James Lee Dickey: An Analysis of One African-American's Leadership in Jim Crow Texas

The Secret Life of Booker T. Washington

Booker T. Washington believed the way to achieve civil rights began with earning respect. Since the South resented the federal government's involvement in state business, Washington knew a federal mandate demanding better treatment for Negroes would only result in more hardship for his people; therefore, Washington employed a sleight of hand technique to gain equality. He pandered to white Southerners with humility all the while working covertly to change the situation for blacks. In one instance, a black lawyer in Tuskegee was being chased by a lynch mob in 1895, Booker T. Washington secretly arranged to hide the man off campus so when the mob came to the school, Washington could honestly respond that he was not hiding him.
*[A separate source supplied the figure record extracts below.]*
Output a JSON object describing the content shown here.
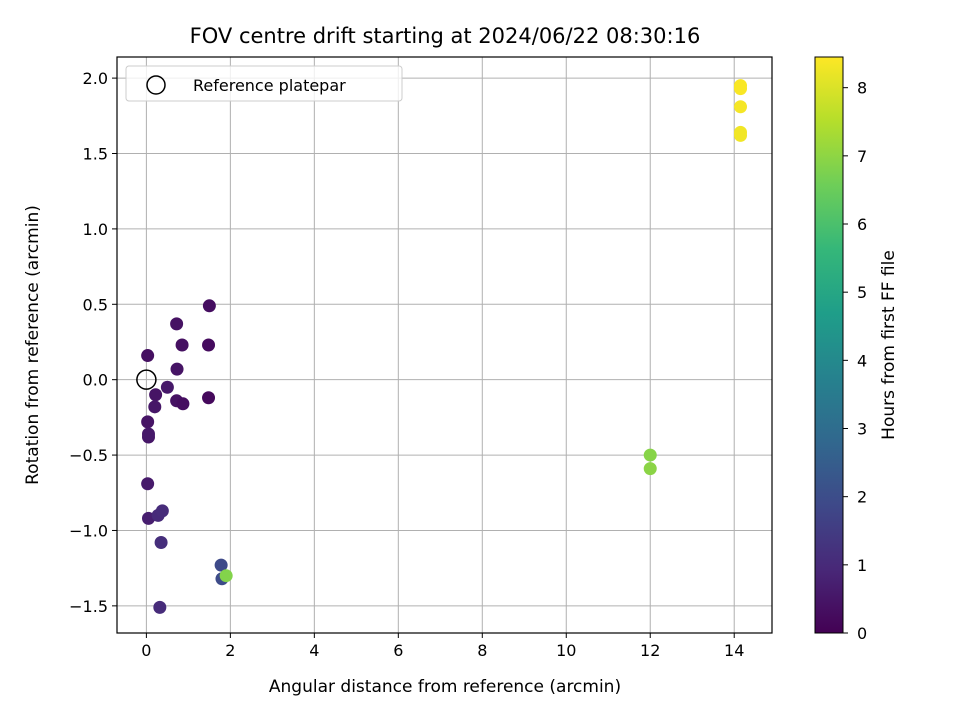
{
  "chart_data": {
    "type": "scatter",
    "title": "FOV centre drift starting at 2024/06/22 08:30:16",
    "xlabel": "Angular distance from reference (arcmin)",
    "ylabel": "Rotation from reference (arcmin)",
    "xlim": [
      -0.7,
      14.9
    ],
    "ylim": [
      -1.68,
      2.14
    ],
    "xticks": [
      0,
      2,
      4,
      6,
      8,
      10,
      12,
      14
    ],
    "xtick_labels": [
      "0",
      "2",
      "4",
      "6",
      "8",
      "10",
      "12",
      "14"
    ],
    "yticks": [
      -1.5,
      -1.0,
      -0.5,
      0.0,
      0.5,
      1.0,
      1.5,
      2.0
    ],
    "ytick_labels": [
      "−1.5",
      "−1.0",
      "−0.5",
      "0.0",
      "0.5",
      "1.0",
      "1.5",
      "2.0"
    ],
    "grid": true,
    "legend": {
      "location": "upper left",
      "entries": [
        "Reference platepar"
      ]
    },
    "reference_point": {
      "x": 0.0,
      "y": 0.0
    },
    "colorbar": {
      "label": "Hours from first FF file",
      "range": [
        0,
        8.45
      ],
      "ticks": [
        0,
        1,
        2,
        3,
        4,
        5,
        6,
        7,
        8
      ],
      "tick_labels": [
        "0",
        "1",
        "2",
        "3",
        "4",
        "5",
        "6",
        "7",
        "8"
      ],
      "colormap": "viridis",
      "colormap_stops": [
        "#440154",
        "#482878",
        "#3e4989",
        "#31688e",
        "#26828e",
        "#1f9e89",
        "#35b779",
        "#6ece58",
        "#b5de2b",
        "#fde725"
      ]
    },
    "points": [
      {
        "x": 0.03,
        "y": 0.16,
        "hours": 0.35
      },
      {
        "x": 0.03,
        "y": -0.28,
        "hours": 0.45
      },
      {
        "x": 0.05,
        "y": -0.38,
        "hours": 0.5
      },
      {
        "x": 0.05,
        "y": -0.36,
        "hours": 0.55
      },
      {
        "x": 0.03,
        "y": -0.69,
        "hours": 0.6
      },
      {
        "x": 0.05,
        "y": -0.92,
        "hours": 0.7
      },
      {
        "x": 0.22,
        "y": -0.1,
        "hours": 0.45
      },
      {
        "x": 0.2,
        "y": -0.18,
        "hours": 0.5
      },
      {
        "x": 0.5,
        "y": -0.05,
        "hours": 0.55
      },
      {
        "x": 0.72,
        "y": 0.37,
        "hours": 0.4
      },
      {
        "x": 0.73,
        "y": 0.07,
        "hours": 0.45
      },
      {
        "x": 0.72,
        "y": -0.14,
        "hours": 0.4
      },
      {
        "x": 0.85,
        "y": 0.23,
        "hours": 0.35
      },
      {
        "x": 0.87,
        "y": -0.16,
        "hours": 0.3
      },
      {
        "x": 1.5,
        "y": 0.49,
        "hours": 0.3
      },
      {
        "x": 1.48,
        "y": 0.23,
        "hours": 0.25
      },
      {
        "x": 1.48,
        "y": -0.12,
        "hours": 0.2
      },
      {
        "x": 0.28,
        "y": -0.9,
        "hours": 1.0
      },
      {
        "x": 0.38,
        "y": -0.87,
        "hours": 1.05
      },
      {
        "x": 0.35,
        "y": -1.08,
        "hours": 1.1
      },
      {
        "x": 0.32,
        "y": -1.51,
        "hours": 1.05
      },
      {
        "x": 1.78,
        "y": -1.23,
        "hours": 1.9
      },
      {
        "x": 1.8,
        "y": -1.32,
        "hours": 1.95
      },
      {
        "x": 1.9,
        "y": -1.3,
        "hours": 6.85
      },
      {
        "x": 12.0,
        "y": -0.5,
        "hours": 6.9
      },
      {
        "x": 12.0,
        "y": -0.59,
        "hours": 6.95
      },
      {
        "x": 14.15,
        "y": 1.95,
        "hours": 8.4
      },
      {
        "x": 14.15,
        "y": 1.93,
        "hours": 8.4
      },
      {
        "x": 14.15,
        "y": 1.81,
        "hours": 8.35
      },
      {
        "x": 14.15,
        "y": 1.64,
        "hours": 8.3
      },
      {
        "x": 14.15,
        "y": 1.62,
        "hours": 8.3
      }
    ]
  }
}
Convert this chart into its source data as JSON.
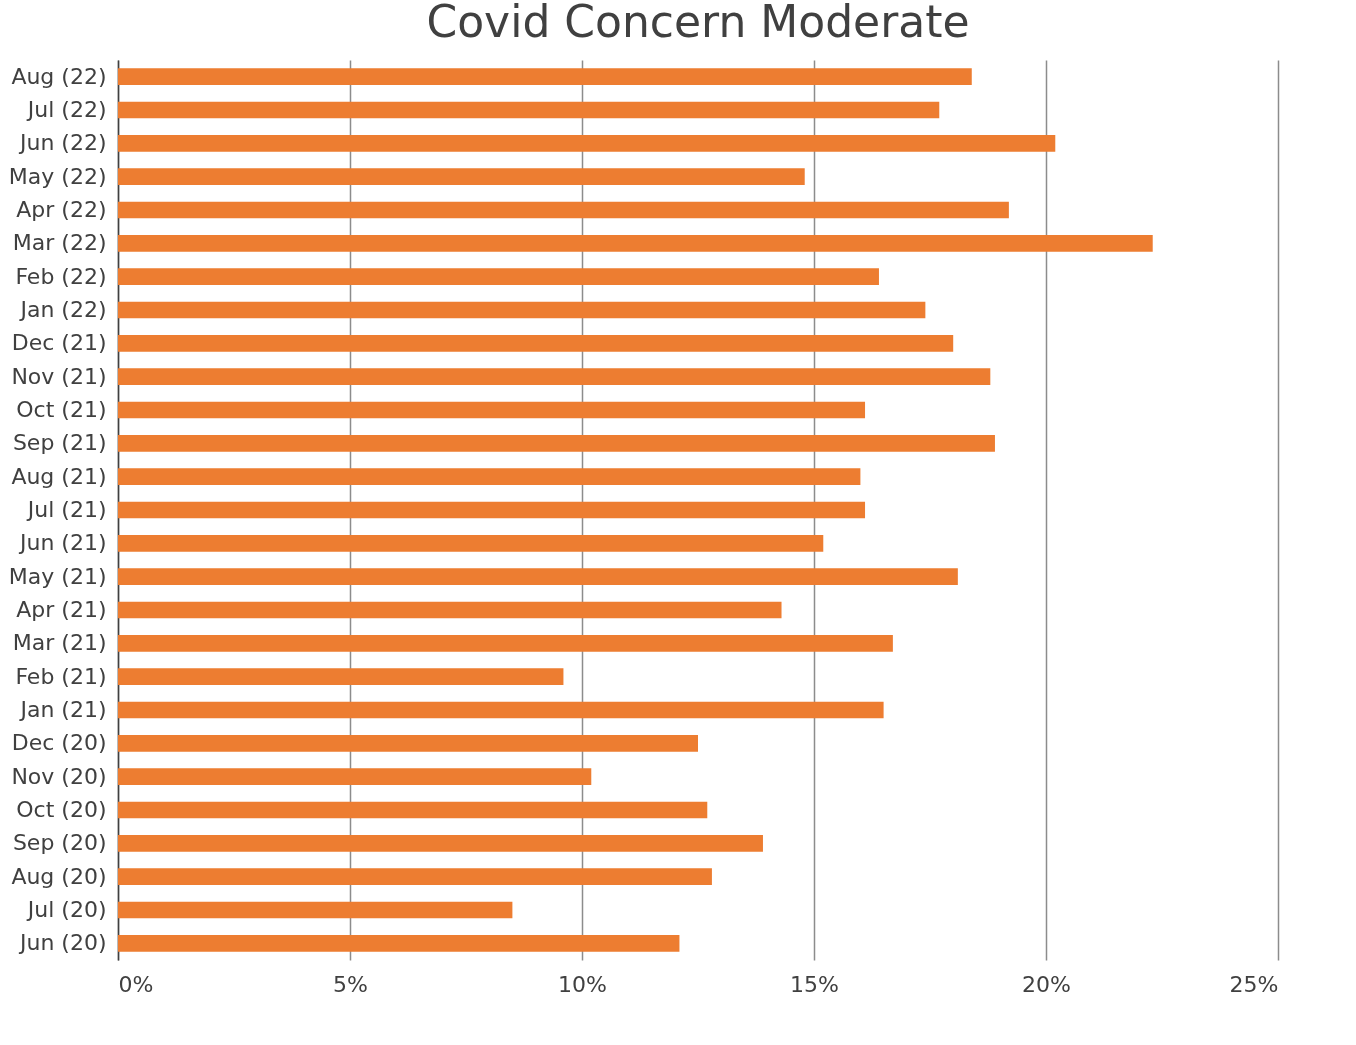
{
  "chart_data": {
    "type": "bar",
    "orientation": "horizontal",
    "title": "Covid Concern Moderate",
    "categories": [
      "Aug (22)",
      "Jul (22)",
      "Jun (22)",
      "May (22)",
      "Apr (22)",
      "Mar (22)",
      "Feb (22)",
      "Jan (22)",
      "Dec (21)",
      "Nov (21)",
      "Oct (21)",
      "Sep (21)",
      "Aug (21)",
      "Jul (21)",
      "Jun (21)",
      "May (21)",
      "Apr (21)",
      "Mar (21)",
      "Feb (21)",
      "Jan (21)",
      "Dec (20)",
      "Nov (20)",
      "Oct (20)",
      "Sep (20)",
      "Aug (20)",
      "Jul (20)",
      "Jun (20)"
    ],
    "values": [
      18.4,
      17.7,
      20.2,
      14.8,
      19.2,
      22.3,
      16.4,
      17.4,
      18.0,
      18.8,
      16.1,
      18.9,
      16.0,
      16.1,
      15.2,
      18.1,
      14.3,
      16.7,
      9.6,
      16.5,
      12.5,
      10.2,
      12.7,
      13.9,
      12.8,
      8.5,
      12.1
    ],
    "color": "#ed7d31",
    "xlim": [
      0,
      25
    ],
    "xticks": [
      {
        "value": 0,
        "label": "0%"
      },
      {
        "value": 5,
        "label": "5%"
      },
      {
        "value": 10,
        "label": "10%"
      },
      {
        "value": 15,
        "label": "15%"
      },
      {
        "value": 20,
        "label": "20%"
      },
      {
        "value": 25,
        "label": "25%"
      }
    ],
    "grid": "x"
  }
}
Black newspaper editors publicly berated him for not granting the man asylum. To safeguard the school, Washington was never able to set the record straight. In addition, he anonymously contributed money to challenge segregation in the courts. He felt most passionately about the exclusion of blacks from juries and disfranchisement. Two specific cases were in 1903 Giles v Harris challenging disfranchisement and in 1904 Rogers v Alabama in which the court ruled that excluding blacks from grand juries was a violation of the 14th amendment. He promoted agriculture but behind the scenes he attacked peonage; he encouraged land ownership rather than sharecropping. Though he would never directly instruct to his students to publicly picket a discriminatory business, he wrote "a Negro’s nickel is necessary to keep the street railway corporation alive” in response to segregated rail cars. While he did not openly support political candidates, he advised President Roosevelt of a Lily White candidate in the Alabama election of 1902. He indirectly influenced politics by quietly funding several Negro newspapers and had majority ownership of the New York Age in 1907. He took a stand opposing Negro newspapers that advertised whitening products such as skin lighteners and hair straighteners.